Matthew Pritchard asks if Spain will ever get over the 1930s, recalling his own personal connections to the civil war through his wife’s family
LAST month marked the 70th anniversary of the ending of the Spanish Civil War. Don’t worry if you missed it: the event was barely mentioned in the Spanish media. And this, of course, is not all that surprising. Because, although most of the people who actually lived through the conflict are dead or decrepit, the civil war is still a viciously divisive issue in Spain.
You need look no further than recent spats over the law of historical memory or the removal of the remaining statues of Franco to see the truth of this.
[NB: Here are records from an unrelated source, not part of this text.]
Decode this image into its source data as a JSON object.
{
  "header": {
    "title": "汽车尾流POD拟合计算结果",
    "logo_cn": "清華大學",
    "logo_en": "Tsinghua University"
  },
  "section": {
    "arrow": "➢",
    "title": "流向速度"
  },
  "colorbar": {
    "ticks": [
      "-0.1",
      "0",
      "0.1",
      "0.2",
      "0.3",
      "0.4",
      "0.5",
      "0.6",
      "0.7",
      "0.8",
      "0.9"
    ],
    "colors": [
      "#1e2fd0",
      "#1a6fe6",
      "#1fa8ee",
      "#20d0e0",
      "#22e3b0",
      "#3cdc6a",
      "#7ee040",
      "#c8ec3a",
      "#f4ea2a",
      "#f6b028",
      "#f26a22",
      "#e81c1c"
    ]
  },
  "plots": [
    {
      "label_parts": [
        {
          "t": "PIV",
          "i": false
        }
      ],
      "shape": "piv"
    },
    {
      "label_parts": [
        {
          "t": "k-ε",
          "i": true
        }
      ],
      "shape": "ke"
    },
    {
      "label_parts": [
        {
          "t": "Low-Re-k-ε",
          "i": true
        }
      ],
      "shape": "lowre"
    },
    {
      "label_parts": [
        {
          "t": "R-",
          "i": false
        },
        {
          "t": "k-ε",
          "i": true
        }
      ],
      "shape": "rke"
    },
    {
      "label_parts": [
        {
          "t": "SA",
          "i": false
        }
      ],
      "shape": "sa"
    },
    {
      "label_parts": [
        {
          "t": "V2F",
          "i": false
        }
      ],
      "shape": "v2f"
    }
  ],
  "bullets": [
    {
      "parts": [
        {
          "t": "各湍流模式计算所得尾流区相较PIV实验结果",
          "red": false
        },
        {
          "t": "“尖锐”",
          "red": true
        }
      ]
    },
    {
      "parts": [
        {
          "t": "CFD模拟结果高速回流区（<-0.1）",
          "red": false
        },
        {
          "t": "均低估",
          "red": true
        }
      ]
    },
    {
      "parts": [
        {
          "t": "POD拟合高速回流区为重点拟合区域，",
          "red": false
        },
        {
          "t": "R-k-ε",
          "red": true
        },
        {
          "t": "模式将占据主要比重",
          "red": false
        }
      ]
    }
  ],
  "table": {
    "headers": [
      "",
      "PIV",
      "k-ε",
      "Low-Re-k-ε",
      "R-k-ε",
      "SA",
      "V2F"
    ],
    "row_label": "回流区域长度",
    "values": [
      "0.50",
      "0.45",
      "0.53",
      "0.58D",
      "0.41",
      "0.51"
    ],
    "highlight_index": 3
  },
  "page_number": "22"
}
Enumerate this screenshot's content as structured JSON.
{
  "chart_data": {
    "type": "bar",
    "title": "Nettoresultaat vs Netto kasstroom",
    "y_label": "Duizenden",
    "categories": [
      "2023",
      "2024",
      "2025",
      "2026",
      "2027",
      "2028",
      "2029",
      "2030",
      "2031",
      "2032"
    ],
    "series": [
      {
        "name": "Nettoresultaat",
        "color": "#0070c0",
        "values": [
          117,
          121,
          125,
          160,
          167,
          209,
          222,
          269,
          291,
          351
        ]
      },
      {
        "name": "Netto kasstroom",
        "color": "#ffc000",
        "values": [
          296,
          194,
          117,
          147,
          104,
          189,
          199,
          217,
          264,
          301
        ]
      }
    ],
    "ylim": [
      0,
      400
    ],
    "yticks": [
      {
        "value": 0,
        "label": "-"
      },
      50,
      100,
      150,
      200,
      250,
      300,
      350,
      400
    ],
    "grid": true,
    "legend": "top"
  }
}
Part of the problem is that the Left and the Right today both cling to highly partisan versions of what actually happened during the civil war.
The left-wing version is all Republican democracy, heroism against the odds, International Brigades, la Pasionaria and cries of ‘no pasarán’. The executions, political purges and murders of clergymen are conveniently set aside.
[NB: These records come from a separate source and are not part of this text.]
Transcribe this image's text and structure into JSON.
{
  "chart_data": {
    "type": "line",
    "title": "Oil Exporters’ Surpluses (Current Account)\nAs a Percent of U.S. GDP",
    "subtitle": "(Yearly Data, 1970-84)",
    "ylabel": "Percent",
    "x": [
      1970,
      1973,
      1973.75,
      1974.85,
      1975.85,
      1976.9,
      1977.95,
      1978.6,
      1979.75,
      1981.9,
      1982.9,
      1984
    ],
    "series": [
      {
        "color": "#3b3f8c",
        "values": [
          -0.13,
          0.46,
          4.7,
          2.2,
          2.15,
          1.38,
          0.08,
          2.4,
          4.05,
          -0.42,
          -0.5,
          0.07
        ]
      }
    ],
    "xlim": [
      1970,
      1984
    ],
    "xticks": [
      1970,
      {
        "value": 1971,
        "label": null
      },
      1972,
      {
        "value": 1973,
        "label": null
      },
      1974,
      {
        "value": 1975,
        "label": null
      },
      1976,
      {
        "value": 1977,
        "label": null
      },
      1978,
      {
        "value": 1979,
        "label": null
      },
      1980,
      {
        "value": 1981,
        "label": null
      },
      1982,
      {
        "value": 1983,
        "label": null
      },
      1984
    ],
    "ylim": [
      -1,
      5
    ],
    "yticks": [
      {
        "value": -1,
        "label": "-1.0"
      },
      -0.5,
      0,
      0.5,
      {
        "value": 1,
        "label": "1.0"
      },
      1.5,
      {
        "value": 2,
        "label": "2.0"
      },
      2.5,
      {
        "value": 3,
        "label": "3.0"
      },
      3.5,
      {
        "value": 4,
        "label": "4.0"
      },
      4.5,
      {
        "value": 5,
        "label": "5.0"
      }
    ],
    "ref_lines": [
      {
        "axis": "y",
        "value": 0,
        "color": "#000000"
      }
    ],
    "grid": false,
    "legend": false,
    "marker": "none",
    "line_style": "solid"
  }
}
For right-wingers, Franco was a victim of circumstance, a brave champion of Spain, who was forced into action to save the country from the social upheaval brought about by the Second Republic. They forget that the chaos unleashed by Franco’s coup d’etât was infinitely worse.
Flags, songs and symbols from the time are waved around as much for the irritation they cause the ‘other’ side as for their actual meaning.
Details of executions and massacres are thrown back and forth across the political divide in a desperate attempt to prove that two wrongs do make a right.
Even on issues where the two sides could find common ground, the political will to do so is lacking.
Take my local city of Almería where there is a monument to 142 people from the province who, after escaping to France at the end of the civil war, were arrested by the Nazis and died in the Mauthausen concentration camp. Many of these were ordinary Spaniards, murdered by a universally-despised foreign power (Germany) and each May 5 there is an act held to commemorate the dead. Politicians from left-wing parties attend. But right-wing politicians stay away.
The fact that younger generations are a little hazy on the precise details of what happened doesn’t help either. Ideal newspaper in Granada described how the Student’s Union of Andalucía recently wrote an angry letter to a school in the town of Bailén demanding its name be changed from ‘el 19 de Julio’ as it celebrated a date related with fascism.
The bullets and bombs might have stopped but the war did not
The school’s director had to write back politely reminding them the civil war actually began on the 18th of July – the date his school commemorated was that of the Battle of Bailén, a famous Spanish victory over the invading Napoleonic forces.
But why has Spain, unlike most other European countries, failed to put its experiences in the violent first half of the 20th century behind it?
Firstly, Spain’s war was a civil one, with all the horrors that internecine conflict entails. But what really makes Spain’s case different is what occurred afterwards: As with Republican defeat the bullets and bombs stopped; the war did not.
From the moment military action ceased, Franco strove to present himself, in the words of historian Paul Preston, as a “medieval warrior, crusader, defender of the faith and restorer of Spanish national greatness.”
The Franco regime was built upon a panoply of theatrical myths and central to this was the guilt of the Republic: it had been them, not Franco, who plunged the country into war and therefore they should be made to pay.Ghosts of Spain author and Guardian correspondent in Madrid, Giles Tremlett said: “There was a deliberate move to keep the wounds of the civil war alive. Part of this was a constant persecution of anyone who wasn’t openly for Franco.”
Under its infamous Law for the Repression of Freemasonry and Communism the regime encouraged a welter of denunciation that led to hundreds of thousands of people being imprisoned.
My wife’s grandfather was one of them and spent four years in a prison camp after a neighbour denounced him as a communist, despite not actually having fought in the war.
“They didn’t like him because he was a musician,” my mother-in-law told me. “Ironically, he wasn’t interested in politics when he went to prison. But he came out a member of the Communist party.”
This anecdote goes to the very essence of the problem. During the civil war itself, people had little choice as to which side they were on. The country rapidly fragmented into clearly defined zones of influence depending on which side won the initial armed struggle. Many people who had previously been ambivalent to politics found themselves branded Republicans by an accident of geography.
In the Spanish Civil War, pity, rather than truth was the first victim
But it was the repression after the war which caused these attitudes to harden into firmly held beliefs. Once people found themselves the victims of spiteful retribution for their perceived political allegiances, those allegiances often became reality.
What Spain is still struggling to overcome is not three years of civil war: it is three decades worth of resentment and bitterness created by totally unnecessary policies of persecution.
Of course, right wingers point to the fact that had the Republic won, exactly the same would have occurred: repression, executions, imprisonment. Depressingly, they are almost certainly right. In the Spanish Civil War, pity rather than truth was its first victim.
Spanish satirist, Mariano José de Larra, wrote: “Here lies half of Spain. It died of the other half.” Let us hope Spaniards in the 21st century can learn the truth of those words better they did in the 20th century.